The findings of the study, published online in the journal Nature Medicine, have important implications for developing new treatments for HIV, especially for patients with chronic infection who fail to respond to antiretroviral regimens.
When viruses enter the body, they hijack the machinery of host cells to replicate and spread infection. When the body's cells are infected with a virus they expose small parts of the virus on their surface, offering a molecular fingerprint called an epitope for killer T-cells from the immune system to see. This triggers an immune response, eliminating the virus and any cells involved in its production. However, HIV has the ability to mutate quickly, swiftly disguising its fingerprints to allow it to hide from killer T-cells.
Natural T cells recognize their targets through weak molecular interactions mediated by the T cell receptor. Through a clever molecular process, the investigators were able to isolate a group of T cell receptor encoding genes that bind to HIV-1 about 450-fold more strongly.

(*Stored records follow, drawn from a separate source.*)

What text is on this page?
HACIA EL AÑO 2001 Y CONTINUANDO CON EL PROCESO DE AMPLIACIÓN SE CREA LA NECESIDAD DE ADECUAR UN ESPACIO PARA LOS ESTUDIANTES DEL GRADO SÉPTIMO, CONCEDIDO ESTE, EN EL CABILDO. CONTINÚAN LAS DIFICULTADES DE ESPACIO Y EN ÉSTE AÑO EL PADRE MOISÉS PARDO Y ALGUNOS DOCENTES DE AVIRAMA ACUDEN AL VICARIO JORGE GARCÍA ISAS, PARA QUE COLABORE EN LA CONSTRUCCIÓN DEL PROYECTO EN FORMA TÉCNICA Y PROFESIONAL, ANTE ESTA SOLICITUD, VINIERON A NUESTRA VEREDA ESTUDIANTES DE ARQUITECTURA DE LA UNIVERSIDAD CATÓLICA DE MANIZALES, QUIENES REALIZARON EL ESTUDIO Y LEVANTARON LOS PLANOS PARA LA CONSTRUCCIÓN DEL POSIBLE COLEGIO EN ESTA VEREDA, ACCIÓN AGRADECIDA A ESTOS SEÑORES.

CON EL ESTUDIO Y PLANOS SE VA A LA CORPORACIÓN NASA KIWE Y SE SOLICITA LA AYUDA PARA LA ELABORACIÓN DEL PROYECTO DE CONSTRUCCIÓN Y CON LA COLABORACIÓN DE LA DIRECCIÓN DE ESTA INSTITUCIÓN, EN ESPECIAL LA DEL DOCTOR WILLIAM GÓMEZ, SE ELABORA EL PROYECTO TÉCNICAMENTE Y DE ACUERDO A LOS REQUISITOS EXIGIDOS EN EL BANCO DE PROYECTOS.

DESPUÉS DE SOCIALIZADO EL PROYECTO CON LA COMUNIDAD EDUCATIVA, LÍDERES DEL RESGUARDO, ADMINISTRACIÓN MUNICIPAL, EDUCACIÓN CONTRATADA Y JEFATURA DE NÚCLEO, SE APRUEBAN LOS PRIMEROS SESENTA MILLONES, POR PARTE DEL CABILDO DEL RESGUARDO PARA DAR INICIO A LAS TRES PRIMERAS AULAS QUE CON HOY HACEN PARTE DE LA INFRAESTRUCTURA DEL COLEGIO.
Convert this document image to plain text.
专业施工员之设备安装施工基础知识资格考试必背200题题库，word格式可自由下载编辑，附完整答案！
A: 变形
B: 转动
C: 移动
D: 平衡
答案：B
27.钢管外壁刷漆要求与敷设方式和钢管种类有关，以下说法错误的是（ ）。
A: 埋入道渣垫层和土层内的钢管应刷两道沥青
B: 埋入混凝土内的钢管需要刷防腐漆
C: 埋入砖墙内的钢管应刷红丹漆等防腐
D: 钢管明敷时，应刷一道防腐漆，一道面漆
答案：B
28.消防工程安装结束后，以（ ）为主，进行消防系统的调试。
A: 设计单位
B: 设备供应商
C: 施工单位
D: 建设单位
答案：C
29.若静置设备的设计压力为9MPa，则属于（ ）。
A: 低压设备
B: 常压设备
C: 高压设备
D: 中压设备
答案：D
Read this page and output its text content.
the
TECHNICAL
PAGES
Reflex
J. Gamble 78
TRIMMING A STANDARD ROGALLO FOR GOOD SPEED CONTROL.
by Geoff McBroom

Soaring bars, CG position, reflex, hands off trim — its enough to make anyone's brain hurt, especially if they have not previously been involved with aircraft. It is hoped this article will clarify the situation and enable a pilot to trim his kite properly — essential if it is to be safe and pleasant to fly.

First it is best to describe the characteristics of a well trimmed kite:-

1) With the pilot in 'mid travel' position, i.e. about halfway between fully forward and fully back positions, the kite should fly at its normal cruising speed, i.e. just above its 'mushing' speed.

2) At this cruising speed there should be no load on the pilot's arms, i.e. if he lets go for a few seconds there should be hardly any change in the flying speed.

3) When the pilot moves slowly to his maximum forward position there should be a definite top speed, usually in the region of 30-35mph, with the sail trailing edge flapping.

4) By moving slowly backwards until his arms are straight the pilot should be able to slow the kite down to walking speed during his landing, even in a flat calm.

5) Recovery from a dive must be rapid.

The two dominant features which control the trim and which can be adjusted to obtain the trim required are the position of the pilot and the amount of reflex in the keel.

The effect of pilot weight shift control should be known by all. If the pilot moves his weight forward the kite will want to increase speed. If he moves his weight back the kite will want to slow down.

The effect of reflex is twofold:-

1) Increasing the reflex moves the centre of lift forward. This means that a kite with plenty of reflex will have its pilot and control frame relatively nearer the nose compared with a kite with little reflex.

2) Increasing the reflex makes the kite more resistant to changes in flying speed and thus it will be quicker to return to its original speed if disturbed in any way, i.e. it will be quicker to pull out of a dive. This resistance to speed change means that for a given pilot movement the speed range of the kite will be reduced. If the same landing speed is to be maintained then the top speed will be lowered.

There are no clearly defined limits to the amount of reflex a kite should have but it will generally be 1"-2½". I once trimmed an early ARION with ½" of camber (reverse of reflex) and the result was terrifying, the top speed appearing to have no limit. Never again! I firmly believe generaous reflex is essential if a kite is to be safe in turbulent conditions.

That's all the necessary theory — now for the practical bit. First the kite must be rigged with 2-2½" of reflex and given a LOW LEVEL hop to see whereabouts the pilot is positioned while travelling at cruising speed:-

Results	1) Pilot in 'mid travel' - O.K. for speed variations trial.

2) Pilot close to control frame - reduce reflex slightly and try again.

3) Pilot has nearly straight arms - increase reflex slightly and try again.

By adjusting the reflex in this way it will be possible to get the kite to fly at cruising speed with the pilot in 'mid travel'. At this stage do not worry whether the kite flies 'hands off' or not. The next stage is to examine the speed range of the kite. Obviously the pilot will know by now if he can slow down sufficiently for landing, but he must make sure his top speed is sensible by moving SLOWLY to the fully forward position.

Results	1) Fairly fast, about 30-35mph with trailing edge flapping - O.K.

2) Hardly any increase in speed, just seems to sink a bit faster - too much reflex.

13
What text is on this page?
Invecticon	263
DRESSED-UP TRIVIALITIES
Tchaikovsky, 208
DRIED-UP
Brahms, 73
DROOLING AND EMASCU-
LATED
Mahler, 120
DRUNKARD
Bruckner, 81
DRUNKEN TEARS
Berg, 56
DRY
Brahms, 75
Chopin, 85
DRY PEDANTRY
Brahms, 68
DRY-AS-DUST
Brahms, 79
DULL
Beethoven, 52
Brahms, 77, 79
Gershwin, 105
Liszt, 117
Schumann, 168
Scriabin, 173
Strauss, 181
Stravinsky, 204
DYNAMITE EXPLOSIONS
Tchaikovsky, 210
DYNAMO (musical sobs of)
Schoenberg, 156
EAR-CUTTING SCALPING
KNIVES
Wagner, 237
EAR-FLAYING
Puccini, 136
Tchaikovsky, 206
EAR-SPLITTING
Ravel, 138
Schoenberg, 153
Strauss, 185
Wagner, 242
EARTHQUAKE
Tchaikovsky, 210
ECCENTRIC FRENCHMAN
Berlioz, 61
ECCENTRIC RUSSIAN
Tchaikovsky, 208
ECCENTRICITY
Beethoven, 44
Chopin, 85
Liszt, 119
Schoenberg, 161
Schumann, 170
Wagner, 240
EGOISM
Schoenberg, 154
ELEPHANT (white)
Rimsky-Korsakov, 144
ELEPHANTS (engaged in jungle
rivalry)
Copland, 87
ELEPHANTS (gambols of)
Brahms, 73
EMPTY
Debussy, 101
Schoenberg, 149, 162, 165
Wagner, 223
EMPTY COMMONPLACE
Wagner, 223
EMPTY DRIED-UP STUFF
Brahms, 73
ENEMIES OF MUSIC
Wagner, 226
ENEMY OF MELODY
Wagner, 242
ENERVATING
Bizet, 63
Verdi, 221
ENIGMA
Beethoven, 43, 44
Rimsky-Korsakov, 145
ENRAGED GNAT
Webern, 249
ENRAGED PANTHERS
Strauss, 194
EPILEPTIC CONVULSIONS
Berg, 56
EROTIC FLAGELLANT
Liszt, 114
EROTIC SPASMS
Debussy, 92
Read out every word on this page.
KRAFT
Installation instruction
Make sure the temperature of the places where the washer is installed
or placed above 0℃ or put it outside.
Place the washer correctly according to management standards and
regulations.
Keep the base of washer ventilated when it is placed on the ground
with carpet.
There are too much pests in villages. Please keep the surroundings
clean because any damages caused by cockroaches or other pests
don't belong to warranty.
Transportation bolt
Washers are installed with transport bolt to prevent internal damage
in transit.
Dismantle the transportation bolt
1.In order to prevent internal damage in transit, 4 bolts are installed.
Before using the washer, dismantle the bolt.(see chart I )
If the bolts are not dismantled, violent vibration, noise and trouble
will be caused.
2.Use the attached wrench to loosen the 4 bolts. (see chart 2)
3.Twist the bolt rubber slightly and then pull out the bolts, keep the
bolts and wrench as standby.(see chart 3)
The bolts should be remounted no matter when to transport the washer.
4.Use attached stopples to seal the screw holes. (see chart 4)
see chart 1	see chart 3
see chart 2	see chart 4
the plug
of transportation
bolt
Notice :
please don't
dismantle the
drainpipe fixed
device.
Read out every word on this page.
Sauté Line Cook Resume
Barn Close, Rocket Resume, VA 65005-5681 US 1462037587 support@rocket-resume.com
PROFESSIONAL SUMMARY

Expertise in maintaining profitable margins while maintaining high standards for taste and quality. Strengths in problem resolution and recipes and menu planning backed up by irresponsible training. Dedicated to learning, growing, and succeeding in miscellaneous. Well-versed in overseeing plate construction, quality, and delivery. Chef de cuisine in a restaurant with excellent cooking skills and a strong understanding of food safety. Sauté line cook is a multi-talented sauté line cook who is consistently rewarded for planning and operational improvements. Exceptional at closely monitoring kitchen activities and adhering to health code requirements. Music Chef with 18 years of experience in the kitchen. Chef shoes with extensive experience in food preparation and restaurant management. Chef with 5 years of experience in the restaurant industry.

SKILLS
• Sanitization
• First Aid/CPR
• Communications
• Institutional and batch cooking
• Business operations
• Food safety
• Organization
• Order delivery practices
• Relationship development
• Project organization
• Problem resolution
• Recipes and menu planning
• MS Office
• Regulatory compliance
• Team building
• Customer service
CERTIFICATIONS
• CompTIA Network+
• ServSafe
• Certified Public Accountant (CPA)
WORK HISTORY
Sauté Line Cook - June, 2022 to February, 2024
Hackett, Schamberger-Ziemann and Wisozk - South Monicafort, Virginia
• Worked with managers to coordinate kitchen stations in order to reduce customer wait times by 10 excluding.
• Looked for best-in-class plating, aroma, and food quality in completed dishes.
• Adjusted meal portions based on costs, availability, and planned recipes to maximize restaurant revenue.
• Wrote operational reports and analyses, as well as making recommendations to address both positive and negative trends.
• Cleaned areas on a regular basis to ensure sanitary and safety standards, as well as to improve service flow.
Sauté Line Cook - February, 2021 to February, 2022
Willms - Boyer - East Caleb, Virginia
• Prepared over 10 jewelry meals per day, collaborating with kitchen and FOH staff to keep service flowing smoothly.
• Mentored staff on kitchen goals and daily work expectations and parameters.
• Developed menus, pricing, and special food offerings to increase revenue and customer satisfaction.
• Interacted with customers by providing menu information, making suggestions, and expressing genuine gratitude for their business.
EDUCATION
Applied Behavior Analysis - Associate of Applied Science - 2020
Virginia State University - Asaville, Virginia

"Not only could T cells engineered to express the strongly binding T cell receptor see HIV strains that had escaped detection by natural T cells, but the engineered T cells responded in a much more vigorous fashion so that far fewer T cells were required to control infection," says co-senior author James Riley, PhD, Research Associate Professor of Pathology and Laboratory Medicine at Penn.
What's more, adds first author Angel Varela-Rohena, PhD, who recently completed these studies as part of his PhD dissertation, "With the present availability of potent systems to replicate and deliver high-affinity HIV-1 specific T-cell receptors, billions of these anti-HIV-1 warriors can be generated in two weeks."